The airport, my home


FOR many the Tom Hanks character in The Terminal is as far from real life as you get. The story of a man who ends up living in an airport terminal, while a good yarn, was far-fetched. No one does that in real life.

Think again. Approximately 30 homeless people live at Barajas Airport in Madrid.

One of them is Edu. He decided to go out for a walk. But not for just any walk. He planned to walk the 332 kilometres that separate Madrid from Zaragoza. He was not exactly busy at the time. If it is difficult for the average man to find a job, it is even harder for a man who has just been released from prison after 10 years behind bars.


He did the maths and calculated it would take him roughly 20 days to reach his goal. On the first day, dusk found him looking for the Barcelona motorway and he decided to spend the night at Terminal 4 in Barajas Airport. And that was the end of the road for him.

Fast forward a year and a half and Edu still lives at the airport, surrounded by flight crews, passengers and suitcases. And he is not alone.
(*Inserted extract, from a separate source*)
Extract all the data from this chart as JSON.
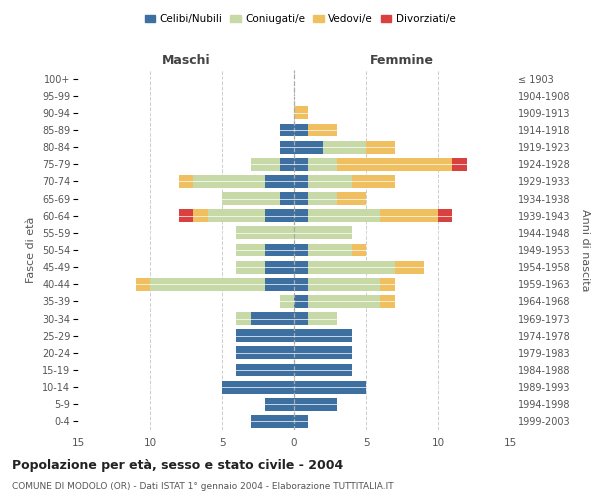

Close to 30 homeless people call Madrid airport home, most of them invisible to the average traveller.

But just how do they manage to blend in and go unnoticed? The trick lies in looking just like them. They are well-dressed, look clean, carry their luggage around like normal tourists, and some spend all day long walking around the airport window shopping as if they were waiting for a plane that will never take off.
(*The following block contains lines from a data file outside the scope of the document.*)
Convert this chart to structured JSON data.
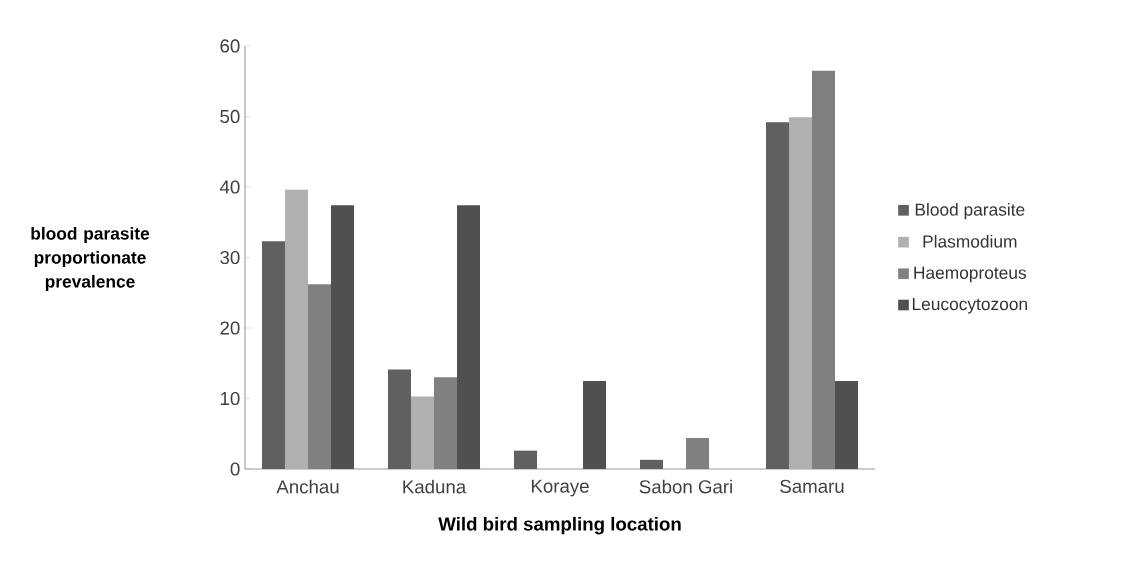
{
  "chart_data": {
    "type": "bar",
    "xlabel": "Wild bird sampling location",
    "ylabel": "blood parasite proportionate prevalence",
    "categories": [
      "Anchau",
      "Kaduna",
      "Koraye",
      "Sabon Gari",
      "Samaru"
    ],
    "series": [
      {
        "name": "Blood parasite",
        "color": "#606060",
        "values": [
          32.3,
          14.1,
          2.6,
          1.3,
          49.2
        ]
      },
      {
        "name": "Plasmodium",
        "color": "#b0b0b0",
        "values": [
          39.6,
          10.3,
          0,
          0,
          49.9
        ]
      },
      {
        "name": "Haemoproteus",
        "color": "#808080",
        "values": [
          26.2,
          13.0,
          0,
          4.4,
          56.5
        ]
      },
      {
        "name": "Leucocytozoon",
        "color": "#505050",
        "values": [
          37.4,
          37.4,
          12.5,
          0,
          12.5
        ]
      }
    ],
    "ylim": [
      0,
      60
    ],
    "yticks": [
      0,
      10,
      20,
      30,
      40,
      50,
      60
    ],
    "grid": false,
    "legend": "right"
  }
}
The homeless living at Barajas airport have found a roof, clean bathrooms, heating, 15 minutes of free Internet a day, security, anonymity and 24-hour cafés.

Technically speaking, airports are public places, so ENAIRE – the Spanish public body that operates most airports in Spain – lets them live there as long as they do not cause any problems.
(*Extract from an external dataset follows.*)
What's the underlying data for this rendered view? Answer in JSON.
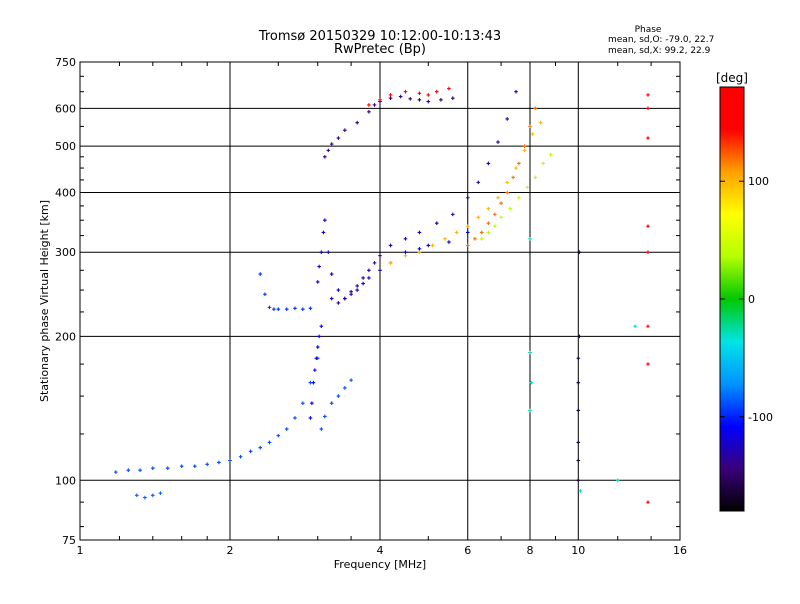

Some have come up with a clever way to earn a few euros: they use small hooks to pull the luggage trolley tokens out of the vending machines and sell them to the passengers. “We do what we can to survive,” said Andre (fictitious name).

When it gets dark and the temperature drops, even more homeless move in for the night and sleep on newspapers scattered on the floor of the terminal’s hidden corners.

But while Tom Hanks’ character had a happy ending, there is no such finish in sight for his Spanish equivalents. For them a lonely Christmas is in store.